Modern church still in use. No additional information.

Visited by OS (JLD) 11 September 1962

Architecture Notes

NT67NE 20 68183 78581

NT67NE 301 6817 7863 Parish War Memorial, Queen's Road, Dunbar


Architect: James Gillespie Graham - 1819-21.

Replaced by present Parish Church.



Dunbar Cemetery.

Proposed new wall adjoining Spott Road.

Plans: Dunbar, Dean of Guild Drawings. Plan no 98.

1901 - Architect 8 Albyn Place, Edinburgh.

Alterations for new organ (including new door in tower).

Plans: Dunbar, Dean of Guild Drawings.


General Hutton Manuscripts volume 1 nos 28 and 28, plan January 1817.


Field Visit (25 May 1920)

The parish church, which dates from 18I9, replaced an earlier building, the collegiate church of Dunbar on the same site, an eminence at the south-east end of the main street. Within the church is a fine mural monument of Renaissance design (Fig. 2) in memory of George Hume, Earl of Dunbar, Lord High Treasurer or Chief Treasurer of Scotland and Chancellor of the Exchequer in England (1) who died in 1611.

RCAHMS 1924, visited 25 May 1920.

(1) Act. Parl. Scot., iv., p. 293.vii.

Photographic Survey (April 1955)

Photographic survey by the Scottish National Buildings Record in April 1955.

Publication Account (1981)

The first mention of a church at Dunbar occurs in the 1176 Taxatio of Lothian (Miller, 1830, 183). The church itself was dedicated apparently to one St. Bey (also known as St.

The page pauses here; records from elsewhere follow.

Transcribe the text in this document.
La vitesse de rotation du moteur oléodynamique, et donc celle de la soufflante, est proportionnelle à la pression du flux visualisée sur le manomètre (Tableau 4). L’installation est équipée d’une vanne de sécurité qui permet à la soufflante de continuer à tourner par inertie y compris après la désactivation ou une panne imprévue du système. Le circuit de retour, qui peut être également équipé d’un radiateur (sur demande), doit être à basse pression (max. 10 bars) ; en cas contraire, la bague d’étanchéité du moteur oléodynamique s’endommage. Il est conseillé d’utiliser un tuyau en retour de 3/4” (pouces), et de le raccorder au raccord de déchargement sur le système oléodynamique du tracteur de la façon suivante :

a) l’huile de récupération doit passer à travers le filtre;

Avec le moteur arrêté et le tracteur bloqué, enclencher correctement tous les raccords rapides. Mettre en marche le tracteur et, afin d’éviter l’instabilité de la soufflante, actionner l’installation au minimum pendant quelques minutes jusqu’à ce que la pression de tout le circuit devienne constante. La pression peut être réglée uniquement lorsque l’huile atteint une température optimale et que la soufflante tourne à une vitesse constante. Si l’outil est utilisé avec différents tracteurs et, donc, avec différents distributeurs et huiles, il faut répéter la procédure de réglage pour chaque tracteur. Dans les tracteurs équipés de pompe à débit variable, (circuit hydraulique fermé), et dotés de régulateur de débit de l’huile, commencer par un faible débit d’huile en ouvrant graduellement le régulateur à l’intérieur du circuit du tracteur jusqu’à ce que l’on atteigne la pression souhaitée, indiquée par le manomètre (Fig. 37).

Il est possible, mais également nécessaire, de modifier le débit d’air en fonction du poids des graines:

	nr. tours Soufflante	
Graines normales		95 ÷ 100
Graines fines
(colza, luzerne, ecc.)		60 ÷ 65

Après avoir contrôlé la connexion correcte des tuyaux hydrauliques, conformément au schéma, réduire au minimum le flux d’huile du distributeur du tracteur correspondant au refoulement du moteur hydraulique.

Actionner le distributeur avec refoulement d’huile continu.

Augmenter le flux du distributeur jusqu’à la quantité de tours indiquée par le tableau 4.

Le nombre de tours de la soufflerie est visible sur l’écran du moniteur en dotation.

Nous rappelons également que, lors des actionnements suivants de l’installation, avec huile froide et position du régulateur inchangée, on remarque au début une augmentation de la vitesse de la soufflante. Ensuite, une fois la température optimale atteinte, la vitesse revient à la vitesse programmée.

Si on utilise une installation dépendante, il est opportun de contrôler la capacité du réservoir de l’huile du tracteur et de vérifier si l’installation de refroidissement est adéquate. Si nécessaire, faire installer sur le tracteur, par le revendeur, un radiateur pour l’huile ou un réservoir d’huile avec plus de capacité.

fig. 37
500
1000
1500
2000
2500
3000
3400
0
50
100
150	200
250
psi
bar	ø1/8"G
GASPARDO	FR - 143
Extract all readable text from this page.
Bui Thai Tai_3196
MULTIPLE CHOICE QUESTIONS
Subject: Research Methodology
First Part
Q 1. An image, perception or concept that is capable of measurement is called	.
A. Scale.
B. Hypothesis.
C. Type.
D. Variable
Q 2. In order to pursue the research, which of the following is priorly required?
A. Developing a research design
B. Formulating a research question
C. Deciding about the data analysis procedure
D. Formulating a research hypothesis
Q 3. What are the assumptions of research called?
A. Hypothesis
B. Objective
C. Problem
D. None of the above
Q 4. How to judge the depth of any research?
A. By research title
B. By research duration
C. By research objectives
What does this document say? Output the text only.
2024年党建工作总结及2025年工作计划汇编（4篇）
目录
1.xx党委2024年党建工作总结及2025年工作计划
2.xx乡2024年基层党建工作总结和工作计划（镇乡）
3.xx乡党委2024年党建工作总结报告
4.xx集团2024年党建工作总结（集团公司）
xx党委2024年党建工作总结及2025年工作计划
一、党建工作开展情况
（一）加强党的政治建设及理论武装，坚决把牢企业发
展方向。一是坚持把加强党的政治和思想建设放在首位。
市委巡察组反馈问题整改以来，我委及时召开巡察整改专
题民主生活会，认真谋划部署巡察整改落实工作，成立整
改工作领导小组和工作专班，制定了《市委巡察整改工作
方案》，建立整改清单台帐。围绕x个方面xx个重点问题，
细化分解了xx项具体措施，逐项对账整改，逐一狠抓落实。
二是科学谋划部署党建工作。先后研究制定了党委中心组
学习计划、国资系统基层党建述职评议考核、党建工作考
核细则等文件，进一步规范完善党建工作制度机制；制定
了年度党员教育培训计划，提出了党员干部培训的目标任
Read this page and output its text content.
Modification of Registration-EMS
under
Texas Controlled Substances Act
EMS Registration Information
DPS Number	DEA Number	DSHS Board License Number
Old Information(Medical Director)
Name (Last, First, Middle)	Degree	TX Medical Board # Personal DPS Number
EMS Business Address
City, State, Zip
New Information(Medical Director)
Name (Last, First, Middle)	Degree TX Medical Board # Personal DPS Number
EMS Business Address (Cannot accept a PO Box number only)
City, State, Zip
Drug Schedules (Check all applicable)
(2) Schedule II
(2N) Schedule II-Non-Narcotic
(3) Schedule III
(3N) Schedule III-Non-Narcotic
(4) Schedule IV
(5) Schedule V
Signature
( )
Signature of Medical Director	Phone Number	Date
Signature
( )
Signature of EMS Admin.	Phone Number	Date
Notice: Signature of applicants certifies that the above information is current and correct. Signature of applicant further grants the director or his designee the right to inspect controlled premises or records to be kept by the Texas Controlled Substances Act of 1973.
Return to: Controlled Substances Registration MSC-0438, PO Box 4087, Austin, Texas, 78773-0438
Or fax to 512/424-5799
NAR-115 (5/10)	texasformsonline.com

Ann) an obscure, pious female who lived in strict seclusion on the small island of Cumbrae in the Firth of Clyde (Fish, 1929-30, 30). The original building was probably Norman with a western tower. A choir and presbytery were added in the thirteenth century. By the end of the eighteenth century the fabric of the church was described as being 'very old' and was 'till lately' in the inside 'especially of the worst and most inconvenient perhaps in Scotland' (Withrington, 1975, ii, 473). A new church was erected on the site of the old one in 1819.

Information from ‘Historic Dunbar: The Archaeological Implications of Development’ (1981).

Watching Brief (24 July 2012)

In July 2012 East Lothian Council Archaeology Service attended excavations at Dunbar Parish Church, where workmen had uncovered human remains while digging a pit for a lift shaft inside the west end of the church. The bones were disarticulated and lay against the west wall of the church in a shallow depression. Finds from the soil included an iron nail, oyster shell and window glass, suggesting that the bones were originally disturbed during the 19th century rebuilding of the church and subsequently reburied together. Beneath the bones was a probable graveyard soil, which also contained occasional bone fragments. The human remains were reinterred during the present construction works. In addition, a small trench against the southern wall revealed the sandstone vaulted roof of the crypt below.

Information from Oasis (eastloth3-131840) 25 February 2013

Project (February 2014 - July 2014)

A data upgrade project to record war memorials.